Chapel was as always, a cool dip of water for a hot, troubled mind. It was so peaceful. Tim helped her to sit in her favorite spot. Richard’s marble tomb, with its r
eclining figure of him, dominated all.
“Ormonde isn’t here yet,” she said to Richard. “Barbara is still in Virginia. You would approve of Harriet. The marriage is a success.” Weary not in well doing, for in due season we shall reap, if we faint not. She’d done well, led the family into further wealth. The Tamworth legacy was secure, buffered and enlarged by all that Harriet brought. Nothing could hurt it now. The remaining problem was Barbara, what to do about the debt, the shambles her dearest’s life had become. She closed her eyes and drifted into memories of her sons and Richard, of Barbara and Harry and Jane in other, younger days. Her head nodded.
Tim touched her shoulder.
“Tell those children I’ll cane them if they feed the pigs brandy again,” she said.
Tim bent down to pick her up in his strong arms. She looked at him. He was a bold-faced fellow. It was difficult to resist the smile in his merry eyes.
“Bah.”
He grinned, showing his broken front teeth.

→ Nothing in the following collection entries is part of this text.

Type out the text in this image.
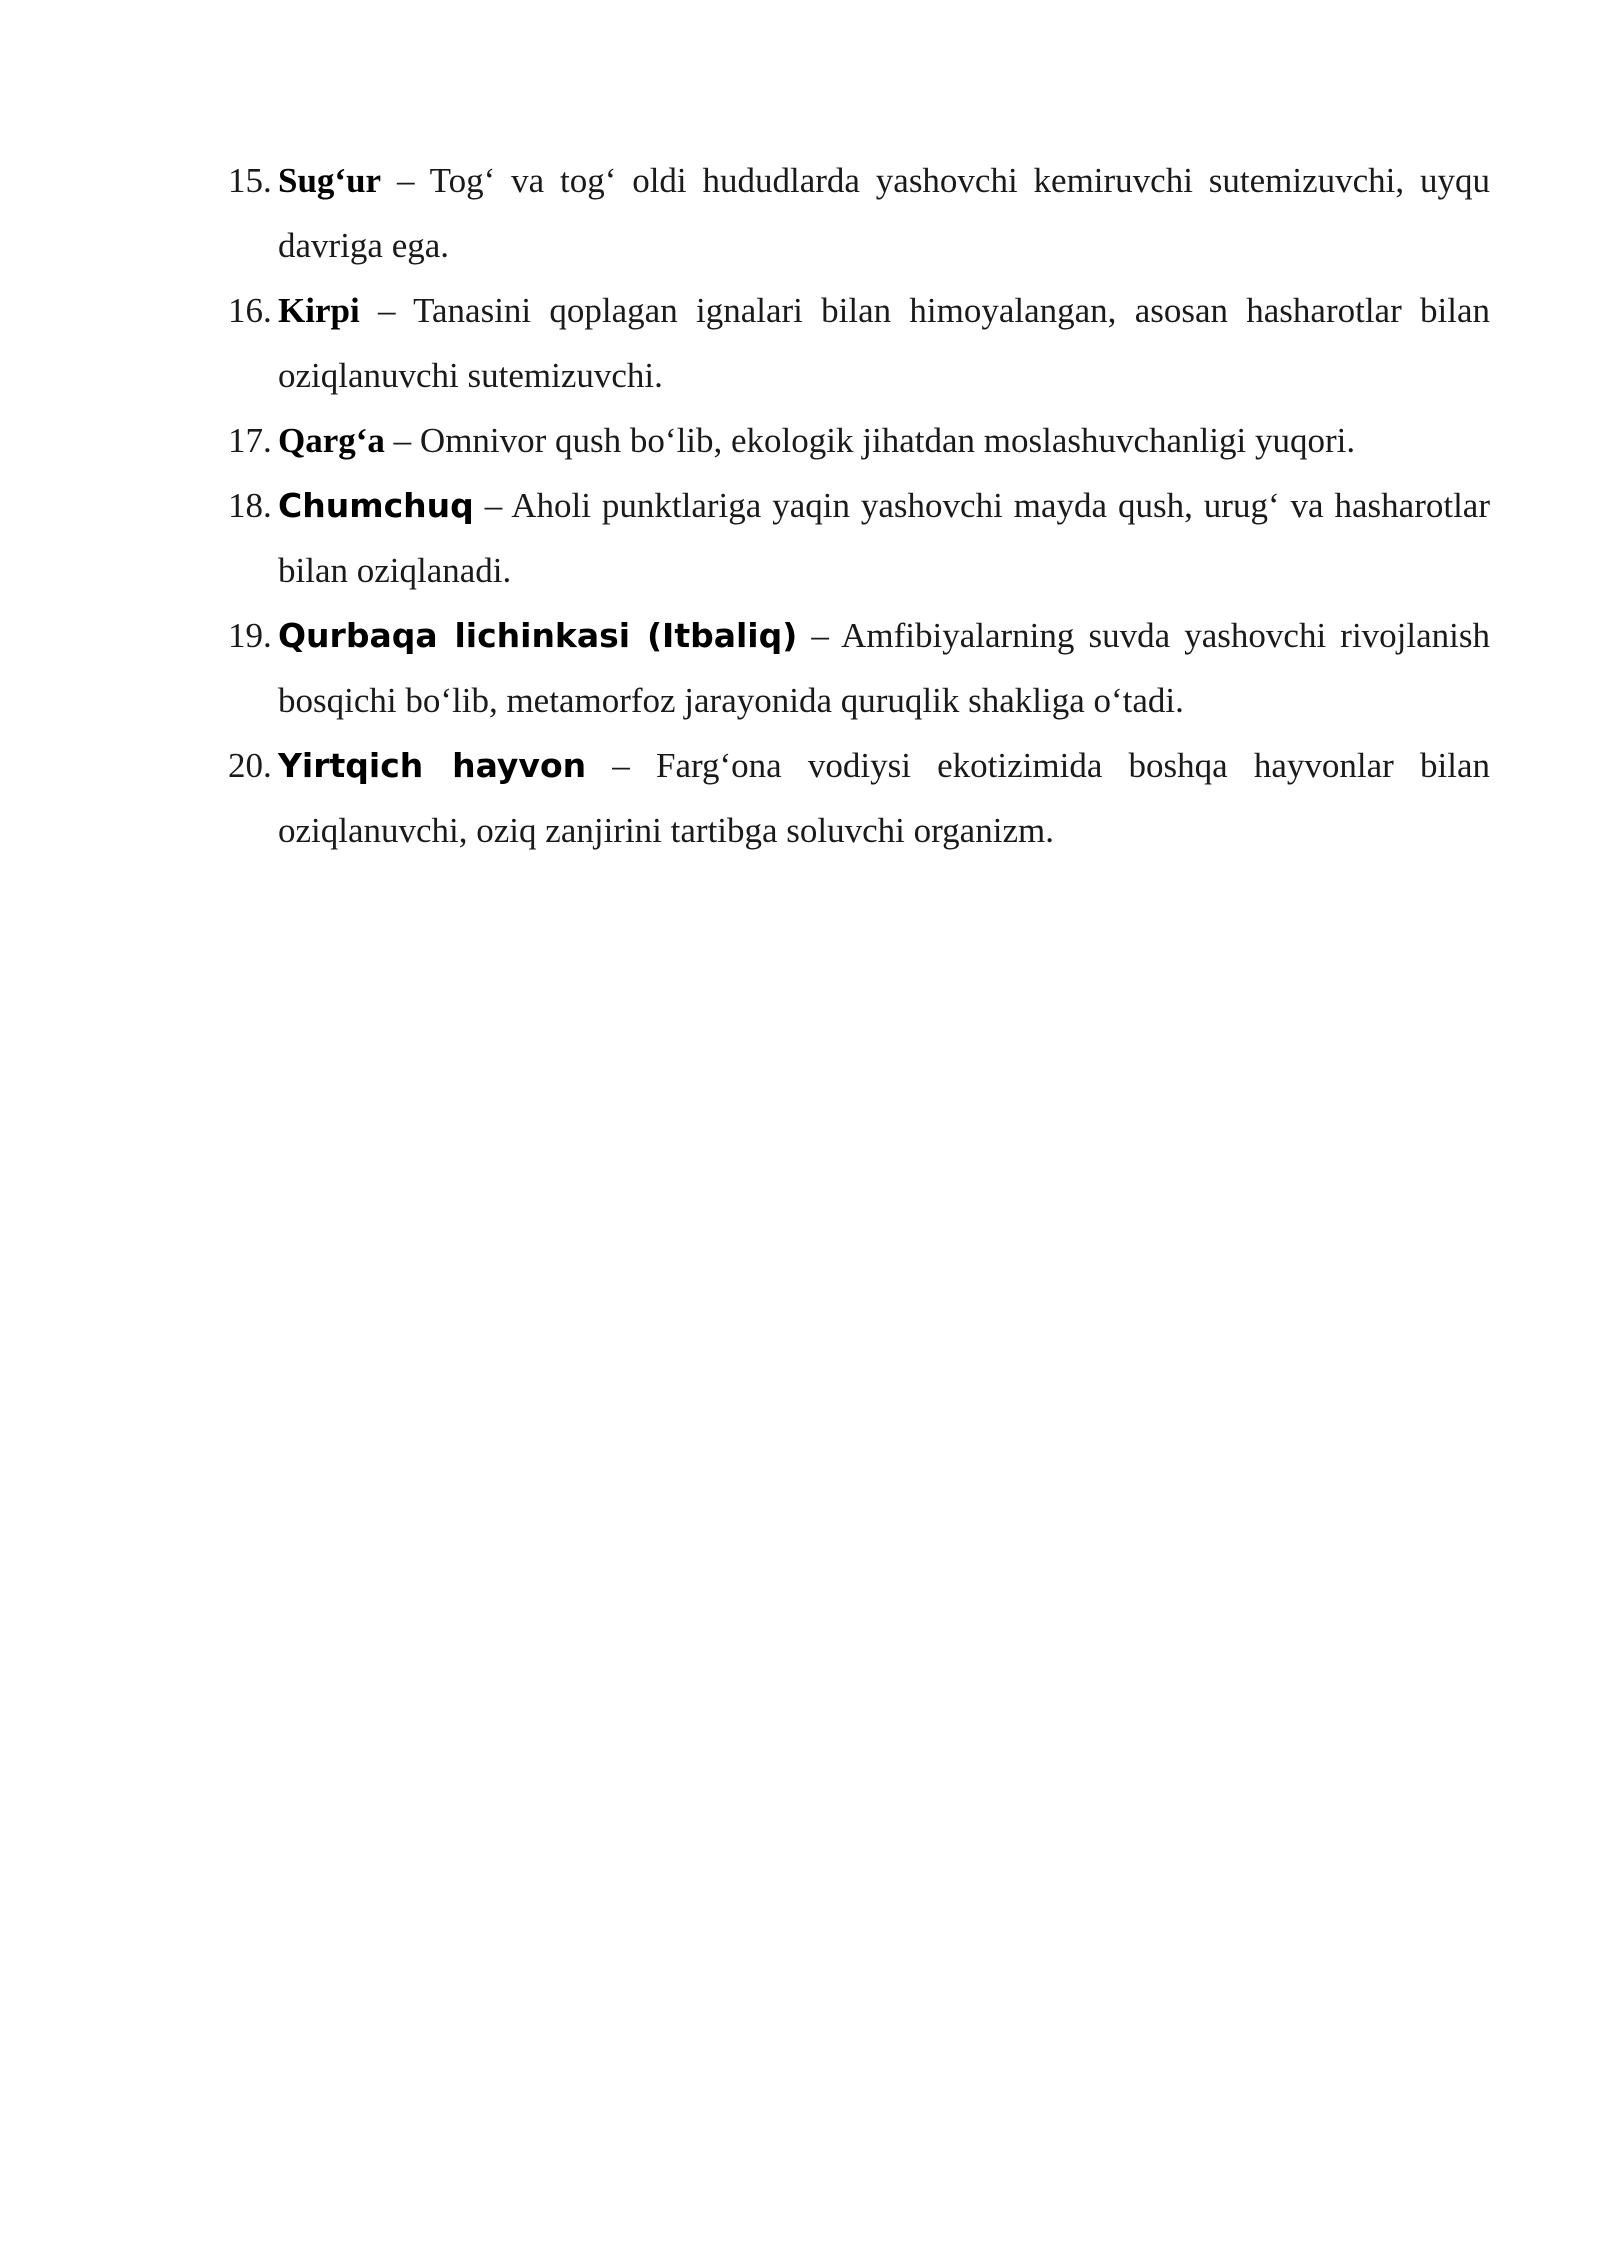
15. Sug‘ur – Tog‘ va tog‘ oldi hududlarda yashovchi kemiruvchi sutemizuvchi, uyqu davriga ega.
16. Kirpi – Tanasini qoplagan ignalari bilan himoyalangan, asosan hasharotlar bilan oziqlanuvchi sutemizuvchi.
17. Qarg‘a – Omnivor qush bo‘lib, ekologik jihatdan moslashuvchanligi yuqori.
18. Chumchuq – Aholi punktlariga yaqin yashovchi mayda qush, urug‘ va hasharotlar bilan oziqlanadi.
19. Qurbaqa lichinkasi (Itbaliq) – Amfibiyalarning suvda yashovchi rivojlanish bosqichi bo‘lib, metamorfoz jarayonida quruqlik shakliga o‘tadi.
20. Yirtqich hayvon – Farg‘ona vodiysi ekotizimida boshqa hayvonlar bilan oziqlanuvchi, oziq zanjirini tartibga soluvchi organizm.
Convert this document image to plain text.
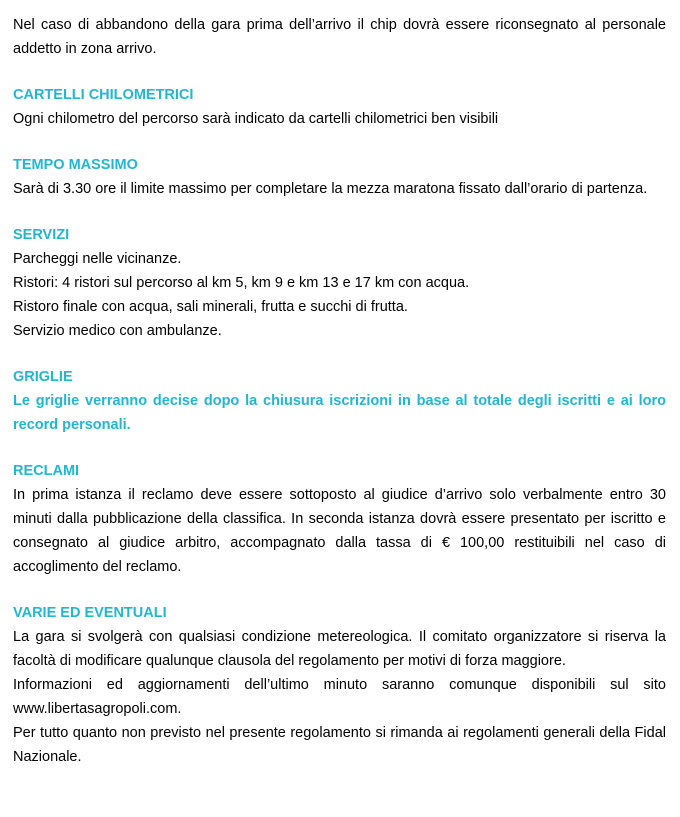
Nel caso di abbandono della gara prima dell’arrivo il chip dovrà essere riconsegnato al personale addetto in zona arrivo.

CARTELLI CHILOMETRICI

Ogni chilometro del percorso sarà indicato da cartelli chilometrici ben visibili

TEMPO MASSIMO

Sarà di 3.30 ore il limite massimo per completare la mezza maratona fissato dall’orario di partenza.

SERVIZI

Parcheggi nelle vicinanze.

Ristori: 4 ristori sul percorso al km 5, km 9 e km 13 e 17 km con acqua.

Ristoro finale con acqua, sali minerali, frutta e succhi di frutta.

Servizio medico con ambulanze.

GRIGLIE

Le griglie verranno decise dopo la chiusura iscrizioni in base al totale degli iscritti e ai loro record personali.

RECLAMI

In prima istanza il reclamo deve essere sottoposto al giudice d’arrivo solo verbalmente entro 30 minuti dalla pubblicazione della classifica. In seconda istanza dovrà essere presentato per iscritto e consegnato al giudice arbitro, accompagnato dalla tassa di € 100,00 restituibili nel caso di accoglimento del reclamo.

VARIE ED EVENTUALI

La gara si svolgerà con qualsiasi condizione metereologica. Il comitato organizzatore si riserva la facoltà di modificare qualunque clausola del regolamento per motivi di forza maggiore.

Informazioni ed aggiornamenti dell’ultimo minuto saranno comunque disponibili sul sito www.libertasagropoli.com.

Per tutto quanto non previsto nel presente regolamento si rimanda ai regolamenti generali della Fidal Nazionale.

“Shall I take you by the beemaster? Now that you have seen the Duke, you ought to be up to quarreling.”
“I do not quarrel. I never quarrel. What goes on at Ladybeth?” How did Sir John get on? Was he still ridiculously angry?
But Tim didn’t know.
They took a way back that brought them through Tamworth woods, verdant green and wonderfully shadowy. And there was the house, built in the time of King Henry VIII and his daughters, Mary and Elizabeth, rising ivy-greened and many-gabled before them. Octagonal bays in its front corners, woods and park, garden maze and iron gates opening to a curving avenue of lime trees, the house was a part of the life of everyone for miles around. The Duchess made Tim stop a moment, so that she could enjoy the view. Ormonde may not have this, not one acre, not one brick of it. I will die for it, she thought.
“Richard’s roses are at their best. Just look there.”
Together, they admired the crimson heads of the roses in the garden. It was the first day of July. July was a good month for roses.